Communiqué de presse d’organisations professionnelles des médias du Burkina sur l’extradition de François Compaoré

Le 13 juin prochain, la justice française va rendre son délibéré sur la demande d’extradition de François Compaoré, introduite par l’État burkinabè. Le peuple burkinabè, en général, les journalistes et tous ceux qui ont en horreur l’impunité, en particulier, fondent de grands espoirs que l’extradition de François Compaoré dans son pays d’origine (le Burkina Faso) sera actée.

En effet, le frère cadet de l’ancien président Blaise Compaoré a rendez-vous avec la justice de son pays et nous espérons que celle française lui permettra enfin de répondre des faits qui lui sont reprochés dans le cadre de l’assassinat odieux du journaliste Norbert Zongo et de ses compagnons d’infortune.

Certains suspects identifiés par la commission d’enquête indépendante depuis 1999 et toujours en vie (trois d’entre eux sont morts) ont déjà été inculpés et placés sous mandat de dépôt. François Compaoré est également inculpé et recherché par la justice burkinabè. C’est en toute logique qu’il fait l’objet, depuis mai 2017, d’un mandat d’arrêt international pour « incitation à assassinats ».

Depuis son interpellation en France en octobre 2017, la grande famille des journalistes, des défenseurs de la liberté de presse et de la démocratie ainsi que tous les défenseurs du droit à la vie, suivent avec un grand intérêt les péripéties de la procédure. Et tous souhaitent que son extradition vers le Burkina Faso soit actée le 13 juin afin de lui permettre de se défendre devant la justice.

Le peuple burkinabè n’est nullement mû par un quelconque esprit de vengeance mais par une quête légitime de vérité et de justice sur l’assassinat du journaliste Norbert Zongo et de ses trois compagnons. Les textes nationaux et les traités auxquels le Burkina Faso a librement souscrit confèrent à tout prévenu, des droits inaliénables. Et il ne fait aucun doute que le sieur François Compaoré devrait en bénéficier, dans le cadre de la procédure. Car la vraie justice pour Norbert Zongo ne peut être que celle qui est rendue au terme d’une procédure qui respecte les droits des prévenus et un procès équitable et transparent.

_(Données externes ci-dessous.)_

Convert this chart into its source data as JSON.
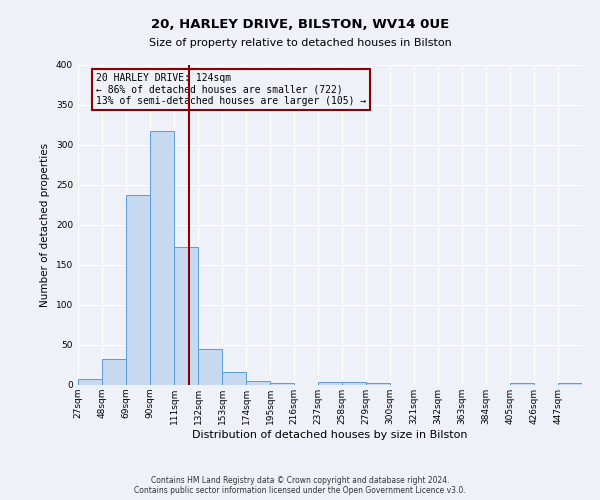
{
  "title": "20, HARLEY DRIVE, BILSTON, WV14 0UE",
  "subtitle": "Size of property relative to detached houses in Bilston",
  "xlabel": "Distribution of detached houses by size in Bilston",
  "ylabel": "Number of detached properties",
  "bin_labels": [
    "27sqm",
    "48sqm",
    "69sqm",
    "90sqm",
    "111sqm",
    "132sqm",
    "153sqm",
    "174sqm",
    "195sqm",
    "216sqm",
    "237sqm",
    "258sqm",
    "279sqm",
    "300sqm",
    "321sqm",
    "342sqm",
    "363sqm",
    "384sqm",
    "405sqm",
    "426sqm",
    "447sqm"
  ],
  "bin_edges": [
    27,
    48,
    69,
    90,
    111,
    132,
    153,
    174,
    195,
    216,
    237,
    258,
    279,
    300,
    321,
    342,
    363,
    384,
    405,
    426,
    447
  ],
  "bin_width": 21,
  "bar_heights": [
    8,
    32,
    238,
    318,
    173,
    45,
    16,
    5,
    3,
    0,
    4,
    4,
    3,
    0,
    0,
    0,
    0,
    0,
    3,
    0,
    2
  ],
  "bar_color": "#c6d9f0",
  "bar_edge_color": "#5b9bd5",
  "vline_x": 124,
  "vline_color": "#8B0000",
  "annotation_line1": "20 HARLEY DRIVE: 124sqm",
  "annotation_line2": "← 86% of detached houses are smaller (722)",
  "annotation_line3": "13% of semi-detached houses are larger (105) →",
  "annotation_box_color": "#8B0000",
  "ylim": [
    0,
    400
  ],
  "yticks": [
    0,
    50,
    100,
    150,
    200,
    250,
    300,
    350,
    400
  ],
  "footer_line1": "Contains HM Land Registry data © Crown copyright and database right 2024.",
  "footer_line2": "Contains public sector information licensed under the Open Government Licence v3.0.",
  "background_color": "#eef2f8",
  "grid_color": "#ffffff",
  "title_fontsize": 9.5,
  "subtitle_fontsize": 8,
  "ylabel_fontsize": 7.5,
  "xlabel_fontsize": 8,
  "tick_fontsize": 6.5,
  "annotation_fontsize": 7,
  "footer_fontsize": 5.5
}
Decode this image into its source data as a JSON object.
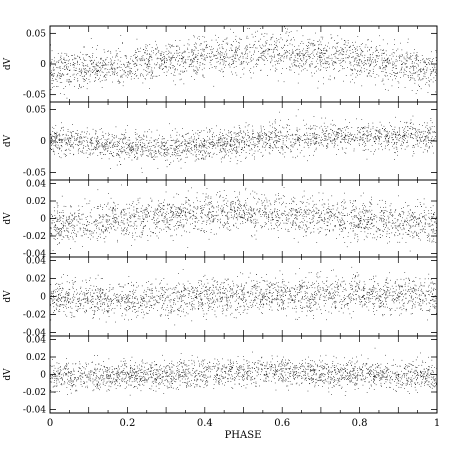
{
  "chart_data": {
    "type": "scatter",
    "xlabel": "PHASE",
    "xlim": [
      0,
      1
    ],
    "x_ticks": [
      {
        "value": 0,
        "label": "0"
      },
      {
        "value": 0.2,
        "label": "0.2"
      },
      {
        "value": 0.4,
        "label": "0.4"
      },
      {
        "value": 0.6,
        "label": "0.6"
      },
      {
        "value": 0.8,
        "label": "0.8"
      },
      {
        "value": 1,
        "label": "1"
      }
    ],
    "marker_color": "#000000",
    "panels": [
      {
        "ylabel": "dV",
        "ylim": [
          -0.062,
          0.062
        ],
        "y_ticks": [
          {
            "value": 0.05,
            "label": "0.05"
          },
          {
            "value": 0,
            "label": "0"
          },
          {
            "value": -0.05,
            "label": "-0.05"
          }
        ],
        "trend": {
          "phase": [
            0,
            0.25,
            0.5,
            0.55,
            0.75,
            1
          ],
          "dV": [
            -0.012,
            0.0,
            0.018,
            0.02,
            0.012,
            -0.012
          ]
        },
        "scatter_sd": 0.016
      },
      {
        "ylabel": "dV",
        "ylim": [
          -0.062,
          0.062
        ],
        "y_ticks": [
          {
            "value": 0.05,
            "label": "0.05"
          },
          {
            "value": 0,
            "label": "0"
          },
          {
            "value": -0.05,
            "label": "-0.05"
          }
        ],
        "trend": {
          "phase": [
            0,
            0.1,
            0.3,
            0.6,
            0.8,
            1
          ],
          "dV": [
            0.003,
            -0.003,
            -0.012,
            0.004,
            0.008,
            0.009
          ]
        },
        "scatter_sd": 0.012
      },
      {
        "ylabel": "dV",
        "ylim": [
          -0.044,
          0.044
        ],
        "y_ticks": [
          {
            "value": 0.04,
            "label": "0.04"
          },
          {
            "value": 0.02,
            "label": "0.02"
          },
          {
            "value": 0,
            "label": "0"
          },
          {
            "value": -0.02,
            "label": "-0.02"
          },
          {
            "value": -0.04,
            "label": "-0.04"
          }
        ],
        "trend": {
          "phase": [
            0,
            0.25,
            0.5,
            0.75,
            1
          ],
          "dV": [
            -0.008,
            0.002,
            0.008,
            0.001,
            -0.007
          ]
        },
        "scatter_sd": 0.011
      },
      {
        "ylabel": "dV",
        "ylim": [
          -0.044,
          0.044
        ],
        "y_ticks": [
          {
            "value": 0.04,
            "label": "0.04"
          },
          {
            "value": 0.02,
            "label": "0.02"
          },
          {
            "value": 0,
            "label": "0"
          },
          {
            "value": -0.02,
            "label": "-0.02"
          },
          {
            "value": -0.04,
            "label": "-0.04"
          }
        ],
        "trend": {
          "phase": [
            0,
            0.25,
            0.5,
            0.75,
            1
          ],
          "dV": [
            -0.003,
            -0.003,
            0.001,
            0.004,
            0.002
          ]
        },
        "scatter_sd": 0.01
      },
      {
        "ylabel": "dV",
        "ylim": [
          -0.044,
          0.044
        ],
        "y_ticks": [
          {
            "value": 0.04,
            "label": "0.04"
          },
          {
            "value": 0.02,
            "label": "0.02"
          },
          {
            "value": 0,
            "label": "0"
          },
          {
            "value": -0.02,
            "label": "-0.02"
          },
          {
            "value": -0.04,
            "label": "-0.04"
          }
        ],
        "trend": {
          "phase": [
            0,
            0.25,
            0.5,
            0.6,
            0.75,
            1
          ],
          "dV": [
            -0.002,
            0.0,
            0.004,
            0.004,
            0.001,
            -0.002
          ]
        },
        "scatter_sd": 0.008
      }
    ]
  }
}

Du reste, il existe au Burkina Faso, une presse suffisamment indépendante et crédible comme en atteste le dernier classement de Reporters Sans Frontières sur la liberté de la presse (premier en Afrique francophone et 5e en Afrique) pour s’assurer du respect des droits de tout prévenu.

Pour rappel, le 13 décembre 1998, le journaliste d’investigation Norbert Zongo, fondateur de l’hebdomadaire L’Indépendant, a été retrouvé mort et calciné dans sa voiture, avec ses trois compagnons d’infortune, alors qu’il enquêtait sur la mort de David Ouédraogo, chauffeur de François Compaoré. Une commission d’enquête indépendante mise en place pour faire la lumière sur cette affaire avait conclu que cette barbarie avait été commanditée et exécutée par des individus qui voulaient empêcher le journaliste de révéler les dessous du meurtre du chauffeur de François Compaoré.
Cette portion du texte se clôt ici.